Vom 14. bis 17. September 2000 trafen sich in Osnabrück etwa 200 Bodenexperten aus Wissenschaft, Planung und Praxis sowie darüber hinaus an Fragen nachhaltiger Bodennutzung Interessierte. Sie diskutierten im Rahmen der Veranstaltungsreihe "Umwelt im Dialog" der Deutschen Bundesstiftung Umwelt zur EXPO 2000 intensiv und interdisziplinär über die Zukunft unserer Böden.

Der Bezug auf die Weltausstellung unterstreicht die Größenordnung der Aufgabe: Ohne Böden ist kein Leben außerhalb der Gewässer möglich. Für den Erhalt der Lebensgrundlagen und die Ernährung einer wachsenden Weltbevölkerung sind sie unverzichtbar.

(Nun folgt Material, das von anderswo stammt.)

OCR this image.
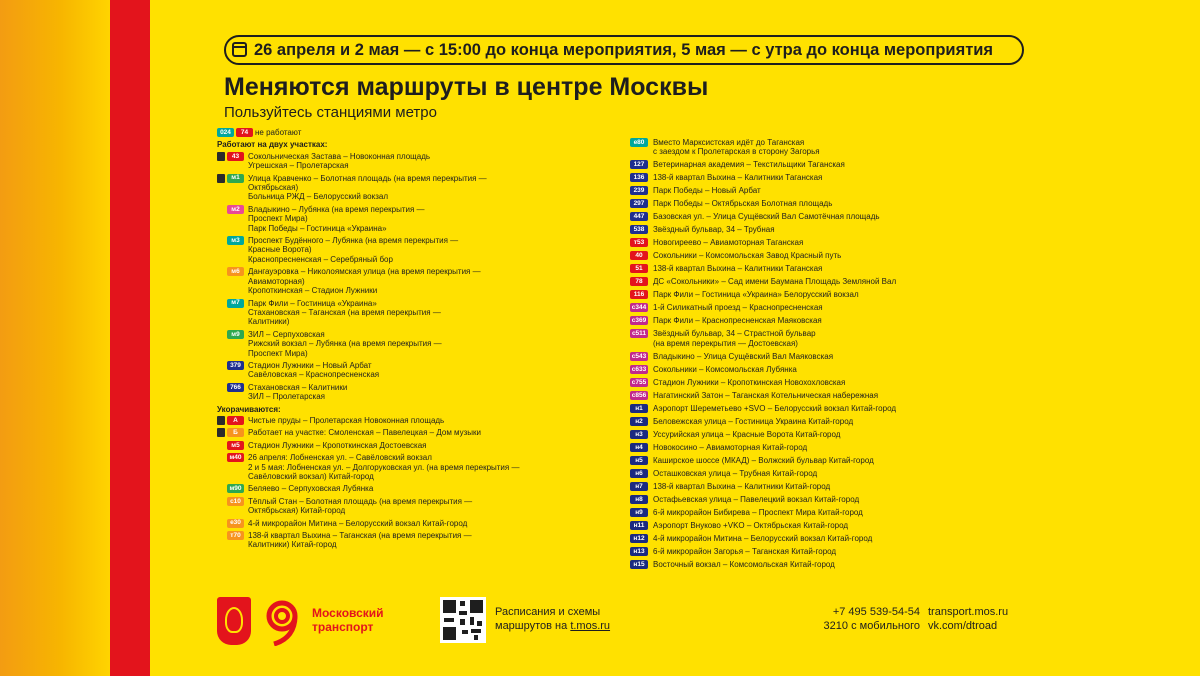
26 апреля и 2 мая — с 15:00 до конца мероприятия, 5 мая — с утра до конца мероприятия
Меняются маршруты в центре Москвы
Пользуйтесь станциями метро
024	74 не работают
Работают на двух участках:
43	Сокольническая Застава – Новоконная площадь
Угрешская – Пролетарская
м1	Улица Кравченко – Болотная площадь (на время перекрытия —
Октябрьская)
Больница РЖД – Белорусский вокзал
м2	Владыкино – Лубянка (на время перекрытия —
Проспект Мира)
Парк Победы – Гостиница «Украина»
м3	Проспект Будённого – Лубянка (на время перекрытия —
Красные Ворота)
Краснопресненская – Серебряный бор
м6	Дангауэровка – Николоямская улица (на время перекрытия —
Авиамоторная)
Кропоткинская – Стадион Лужники
м7	Парк Фили – Гостиница «Украина»
Стахановская – Таганская (на время перекрытия —
Калитники)
м9	ЗИЛ – Серпуховская
Рижский вокзал – Лубянка (на время перекрытия —
Проспект Мира)
379 Стадион Лужники – Новый Арбат
Савёловская – Краснопресненская
766 Стахановская – Калитники
ЗИЛ – Пролетарская
Укорачиваются:
А	Чистые пруды – Пролетарская Новоконная площадь
Б	Работает на участке: Смоленская – Павелецкая – Дом музыки
м5	Стадион Лужники – Кропоткинская Достоевская
м40 26 апреля: Лобненская ул. – Савёловский вокзал
2 и 5 мая: Лобненская ул. – Долгоруковская ул. (на время перекрытия —
Савёловский вокзал) Китай-город
м90 Беляево – Серпуховская Лубянка
с10 Тёплый Стан – Болотная площадь (на время перекрытия —
Октябрьская) Китай-город
е30 4-й микрорайон Митина – Белорусский вокзал Китай-город
т70 138-й квартал Выхина – Таганская (на время перекрытия —
Калитники) Китай-город
е80	Вместо Марксистская идёт до Таганская
с заездом к Пролетарская в сторону Загорья
127	Ветеринарная академия – Текстильщики Таганская
136	138-й квартал Выхина – Калитники Таганская
239	Парк Победы – Новый Арбат
297	Парк Победы – Октябрьская Болотная площадь
447	Базовская ул. – Улица Сущёвский Вал Самотёчная площадь
538	Звёздный бульвар, 34 – Трубная
т53	Новогиреево – Авиамоторная Таганская
40	Сокольники – Комсомольская Завод Красный путь
51	138-й квартал Выхина – Калитники Таганская
78	ДС «Сокольники» – Сад имени Баумана Площадь Земляной Вал
116	Парк Фили – Гостиница «Украина» Белорусский вокзал
с344 1-й Силикатный проезд – Краснопресненская
с369 Парк Фили – Краснопресненская Маяковская
с511 Звёздный бульвар, 34 – Страстной бульвар
(на время перекрытия — Достоевская)
с543 Владыкино – Улица Сущёвский Вал Маяковская
с633 Сокольники – Комсомольская Лубянка
с755 Стадион Лужники – Кропоткинская Новохохловская
с856 Нагатинский Затон – Таганская Котельническая набережная
н1	Аэропорт Шереметьево +SVO – Белорусский вокзал Китай-город
н2	Беловежская улица – Гостиница Украина Китай-город
н3	Уссурийская улица – Красные Ворота Китай-город
н4	Новокосино – Авиамоторная Китай-город
н5	Каширское шоссе (МКАД) – Волжский бульвар Китай-город
н6	Осташковская улица – Трубная Китай-город
н7	138-й квартал Выхина – Калитники Китай-город
н8	Остафьевская улица – Павелецкий вокзал Китай-город
н9	6-й микрорайон Бибирева – Проспект Мира Китай-город
н11	Аэропорт Внуково +VKO – Октябрьская Китай-город
н12	4-й микрорайон Митина – Белорусский вокзал Китай-город
н13	6-й микрорайон Загорья – Таганская Китай-город
н15	Восточный вокзал – Комсомольская Китай-город
Московский
транспорт
Расписания и схемы
маршрутов на t.mos.ru
+7 495 539-54-54
3210 с мобильного
transport.mos.ru
vk.com/dtroad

Im Rahmen der Vorsorge für kommende Generationen ist es dringend geboten, einerseits die Belastungen der Böden zu verringern und andererseits die unterschiedlichen Flächen- und Funktionsansprüche so umzusetzen, dass Böden in ihrer Vielfalt und Wertigkeit erhalten bleiben. Voraussetzung hierzu ist, die Nutzungen von Böden im Zusammenhang zu verstehen und die vielfältigen, unverzichtbaren Bodenfunktionen insgesamt zu beachten. Besonders wichtig und vordringlich ist es, die bereits praktizierten positiven Beispiele eines nachhaltigen Umgangs mit Böden in Land- und Forstwirtschaft sowie in der Siedlungs- und Mobilitätsentwicklung bekannt zu machen, und die vielfältigen Bodenfunktionen in das allgemeine Bewusstsein zu rücken, um die Verbreitung bodenschonender Nutzungsformen zu forcieren. Nachhaltiger Umgang mit Böden bedeutet standortgemäße, die Bodenfunktionen fördernde Nutzung. Bei der immer noch zunehmenden Versiegelung durch Siedlungs- und Verkehrsflächen ist eine Trendwende dringend einzuleiten und eine konsequente Flächenhaushaltspolitik durchzusetzen.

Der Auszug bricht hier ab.